22.02.2004

Sonntag, 22.02.04 – Innerhalb des Ari-Atolls ist das Aufkreuzen weiterhin ein echtes Vergnügen, aber außerhalb, auf dem Weg zum Rasdooh-Atoll, da hat sich schon ein wenig Seegang aufgebaut und das Steuern entwickelt sich zur Herausforderung. Zumal, wenn der Skipper auch an den kleinsten Kursabweichungen rumnörgelt und sofort nölt, wenn mal kurzfristig eines der Trimmbändsel in der Fock nicht sauber anliegt und so optimale Windanströmung signalisiert. Aber nach der Passage sind alle seglerisch einen kleinen Schritt weiter, das ist ja auch was wert! Uns so blamieren wir uns auch nicht vor den kritischen Augen meines Bordingenieurs, der steht nämlich am Strand von Kuramathi, frisch aus Deutschland eingeflogen, und hat mich und seinen Sohn wohl schon ein paar Meilen gegen den Wind gerochen.

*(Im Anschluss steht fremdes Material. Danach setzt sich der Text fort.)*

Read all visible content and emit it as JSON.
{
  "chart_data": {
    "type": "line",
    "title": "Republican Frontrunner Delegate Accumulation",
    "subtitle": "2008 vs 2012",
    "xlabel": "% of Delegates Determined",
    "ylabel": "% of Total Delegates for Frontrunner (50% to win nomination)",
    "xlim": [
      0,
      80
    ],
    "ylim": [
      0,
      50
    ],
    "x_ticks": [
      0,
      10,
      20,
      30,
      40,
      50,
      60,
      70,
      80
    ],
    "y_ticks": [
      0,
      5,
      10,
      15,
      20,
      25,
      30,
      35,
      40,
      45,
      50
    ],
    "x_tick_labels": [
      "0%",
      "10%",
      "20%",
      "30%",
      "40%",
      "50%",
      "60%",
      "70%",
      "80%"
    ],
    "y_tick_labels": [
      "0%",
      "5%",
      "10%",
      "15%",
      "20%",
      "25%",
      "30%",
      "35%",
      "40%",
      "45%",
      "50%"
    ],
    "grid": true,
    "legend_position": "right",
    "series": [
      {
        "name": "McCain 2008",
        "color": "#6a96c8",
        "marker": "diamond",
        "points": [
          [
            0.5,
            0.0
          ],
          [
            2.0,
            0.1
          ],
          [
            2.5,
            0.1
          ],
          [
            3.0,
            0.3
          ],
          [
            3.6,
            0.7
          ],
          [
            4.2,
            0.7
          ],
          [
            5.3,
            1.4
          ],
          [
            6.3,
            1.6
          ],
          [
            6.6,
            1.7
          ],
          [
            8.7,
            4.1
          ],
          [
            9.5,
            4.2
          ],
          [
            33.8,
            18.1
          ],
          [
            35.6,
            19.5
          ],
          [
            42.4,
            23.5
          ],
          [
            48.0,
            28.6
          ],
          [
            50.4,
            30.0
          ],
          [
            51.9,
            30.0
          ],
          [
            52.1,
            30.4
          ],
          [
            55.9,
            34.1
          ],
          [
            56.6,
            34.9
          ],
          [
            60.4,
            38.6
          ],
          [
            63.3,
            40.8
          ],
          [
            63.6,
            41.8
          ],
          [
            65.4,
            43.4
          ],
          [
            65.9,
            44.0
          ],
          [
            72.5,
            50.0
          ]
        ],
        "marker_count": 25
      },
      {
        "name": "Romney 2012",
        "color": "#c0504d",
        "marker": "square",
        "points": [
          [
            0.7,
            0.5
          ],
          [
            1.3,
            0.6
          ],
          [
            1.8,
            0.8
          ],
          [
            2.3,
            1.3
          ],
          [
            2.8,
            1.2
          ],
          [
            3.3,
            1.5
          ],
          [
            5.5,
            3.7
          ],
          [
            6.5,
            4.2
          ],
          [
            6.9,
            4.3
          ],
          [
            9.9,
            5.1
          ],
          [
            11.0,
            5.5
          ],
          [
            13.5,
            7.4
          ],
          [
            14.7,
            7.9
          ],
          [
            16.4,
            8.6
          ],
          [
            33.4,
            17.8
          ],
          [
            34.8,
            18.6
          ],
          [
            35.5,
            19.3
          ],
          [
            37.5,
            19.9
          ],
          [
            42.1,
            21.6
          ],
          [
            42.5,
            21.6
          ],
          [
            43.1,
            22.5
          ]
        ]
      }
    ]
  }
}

Nach dem Ankermanöver in der Lagune des kleinen Rasdooh-Atolls heisst es also „Willkommen an Bord“ für Dieter, der auf der Insel fast gleich wieder verloren gegangen wäre, wegen eines imaginären Supermarktes, aber das ist eine etwas längere Geschichte…
Am Abend gibt es logischerweise die neuesten Warsteiner und Münchener Nachrichten im Restaurant und an der Bar des Cottage Clubs.